Nowela ma dwóch bohaterów: Belusa i Waldka, pierwszy to mistrz włamań, niesamowity cwaniak, który - mimo licznych grzechów na sumieniu - wywija się stale milicji. Drugi - to sprawca drobnego przestępstwa, tak przerażony swoim występkiem chłopak, że godzi się współpracować z milicją, celem zdemaskowania Belusa. Belus, nie złapany nigdy na gorącym uczynku, a prowadzący z organami ścigania świadomą zabawę "w kotka i myszkę", to przedstawiciel marginesu, strażnik okrutnej etyki i lojalności, obowiązującej wśród złodziejskiej ferajny. Waldek, złapany od razu, staje się "wabiem", jest tylko narzędziem prowokacyjnej gry, jaką z Belusem rozpoczęła milicja.
W momencie, kiedy Waldek pozyskuje całkowicie zaufanie Belusa, gra zaczyna być jednostronnym zastawianiem pułapki. I w tym miejscu pojawia się problem etyczny, który staje się udziałem nie tylko miotanego wyrzutami sumienia Waldka. Problem ten zawiera się w często stawianym w westernach i kryminałach pytaniu: czy przestępców trzeba zwalczać metodami równie niskimi? Piwowski ustami prowadzącego sprawę kapitana Milde odpowiada: tak, przywołując kategorie "nowych wymagań" społecznej moralności. Ale ta deklaracja jest w scenariuszu podważona rozterkami wewnętrznymi Waldka, który nieustannie zapytuje sam siebie, czy mógł postąpić inaczej, czy miał szanse wolnego wyboru, sprzeciwu, uchylenia się. Na pytanie: jest Waldek społecznym bohaterem, czy zdrajcą kumpla, Piwowski w noweli nie dał jednoznacznej odpowiedzi. Na szczęście.
Równie szczęśliwym zabiegiem jest związany z realiami otaczającego życia humor, raz - gorzki, raz - czarny, humor, wprowadzający niezbędny dystans w ocenach bohaterów. Piwowski kpi sobie nie tylko ze swego lumpenproletariackiego bohatera, ale i jego słowami zgłasza swoje ironiczno-sarkastycane uwagi w stosunku do wielu zarejestrowanych w tle działań bohaterów przejawów otaczającej rzeczywistości.
Piwowski-scenarzysta dokonał rzeczy niesłychanie rzadkiej. Otwierając wszystkie możliwe konteksty każdego działania uniknął jednoznacznych, upraszczających motywacji, stworzył sobie zatem już w noweli szansę wyjątkową dla siebie jako reżysera.

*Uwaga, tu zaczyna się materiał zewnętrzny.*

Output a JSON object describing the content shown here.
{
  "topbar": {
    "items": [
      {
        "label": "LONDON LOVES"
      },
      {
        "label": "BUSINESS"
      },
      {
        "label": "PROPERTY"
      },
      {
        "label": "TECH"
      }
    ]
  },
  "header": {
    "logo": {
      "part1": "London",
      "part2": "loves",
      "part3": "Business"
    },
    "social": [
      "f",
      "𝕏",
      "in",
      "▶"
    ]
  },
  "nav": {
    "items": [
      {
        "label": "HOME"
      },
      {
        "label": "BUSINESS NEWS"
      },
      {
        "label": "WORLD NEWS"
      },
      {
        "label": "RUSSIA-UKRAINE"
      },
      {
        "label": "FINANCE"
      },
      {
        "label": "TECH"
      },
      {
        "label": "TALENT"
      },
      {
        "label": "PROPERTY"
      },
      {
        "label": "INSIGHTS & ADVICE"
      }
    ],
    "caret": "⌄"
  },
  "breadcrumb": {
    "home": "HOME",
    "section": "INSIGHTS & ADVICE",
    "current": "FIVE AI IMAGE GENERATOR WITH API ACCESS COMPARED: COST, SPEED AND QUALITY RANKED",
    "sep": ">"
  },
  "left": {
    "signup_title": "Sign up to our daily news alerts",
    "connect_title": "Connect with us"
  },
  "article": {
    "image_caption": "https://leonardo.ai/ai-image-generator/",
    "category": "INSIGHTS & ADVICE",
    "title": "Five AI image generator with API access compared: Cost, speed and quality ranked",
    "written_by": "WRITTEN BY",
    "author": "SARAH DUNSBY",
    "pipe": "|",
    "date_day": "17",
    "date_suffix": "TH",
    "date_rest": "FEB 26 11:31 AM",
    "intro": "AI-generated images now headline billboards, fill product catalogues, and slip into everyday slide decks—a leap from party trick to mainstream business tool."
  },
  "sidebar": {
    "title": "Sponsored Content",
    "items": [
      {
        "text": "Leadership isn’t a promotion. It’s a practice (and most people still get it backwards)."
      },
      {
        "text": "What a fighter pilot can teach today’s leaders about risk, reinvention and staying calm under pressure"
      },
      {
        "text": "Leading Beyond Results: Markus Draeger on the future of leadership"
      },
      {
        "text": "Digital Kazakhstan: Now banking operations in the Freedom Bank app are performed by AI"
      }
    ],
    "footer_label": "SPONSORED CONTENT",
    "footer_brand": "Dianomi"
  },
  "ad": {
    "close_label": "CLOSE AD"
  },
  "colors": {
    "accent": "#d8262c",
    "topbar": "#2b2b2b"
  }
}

Tryb warunkowy ostatniego zdania mówi wyraźnie, iż - mimo powołania do życia filmu niezwykłego, obdarzonego jedną z czterech głównych nagród Festiwalu w Gdańsku - tak się jednak nie stało. Nieco inny zawód sprawiła wersja teatralna, zaproponowana przez Ryszarda Smożewskiego w ambitnym Teatrze imienia Solskiego w Tarnowie. Smożewski znakomicie wyczuł wymiar sprawy, poszedł na całego, puszczając pełną machinę teatralną w ruch.
Kiedy wchodzi się do teatru, połyskują wszędzie milicyjne mundury, a urocze milicjantki pobierają opłatę za sprzedawane programy. Ryczy dyskoteka, scena pełna przebranych już aktorów: milicjanci wyższych szarży studiują jakieś papiery, ktoś bezmyślnie ogląda telewizor, w rytm muzyki dyskotekowej tańczą pary, kilku niebezpiecznie wyglądających wyrostków przechadza się prowokacyjnie, ktoś gwiżdże milicyjnym gwizdkiem, ktoś w więziennym stroju uprawia przymusową gimnastykę, wreszcie na specjalnej macie grupa dżudoków bez przerwy powtarza chwyty i przerzuty. Po zgaszeniu światła inscenkator raczy nas sceną przyłapania na gorącym uczynku Belusa i natychmiast sugeruje, iż zarysowana na wstępie ruchowa symultanka będzie towarzyszyć odtąd publiczności jako atrakcyjny przerywnik. W retrospekcji zaś podzielonej dodatkowo na wiele powracających segmentów kilku scen (prucie kasy i złapanie Belusa, parada więzienna złodziei, scena ukarania Bimbra, rozmowy Belusa z Waldkiem i Waldka z Mildem) opowiedziana zostanie cała historia w ten sposób, iż pełną rekonstrukcję wszystkich spraw otrzyma dopiero widz na końcu.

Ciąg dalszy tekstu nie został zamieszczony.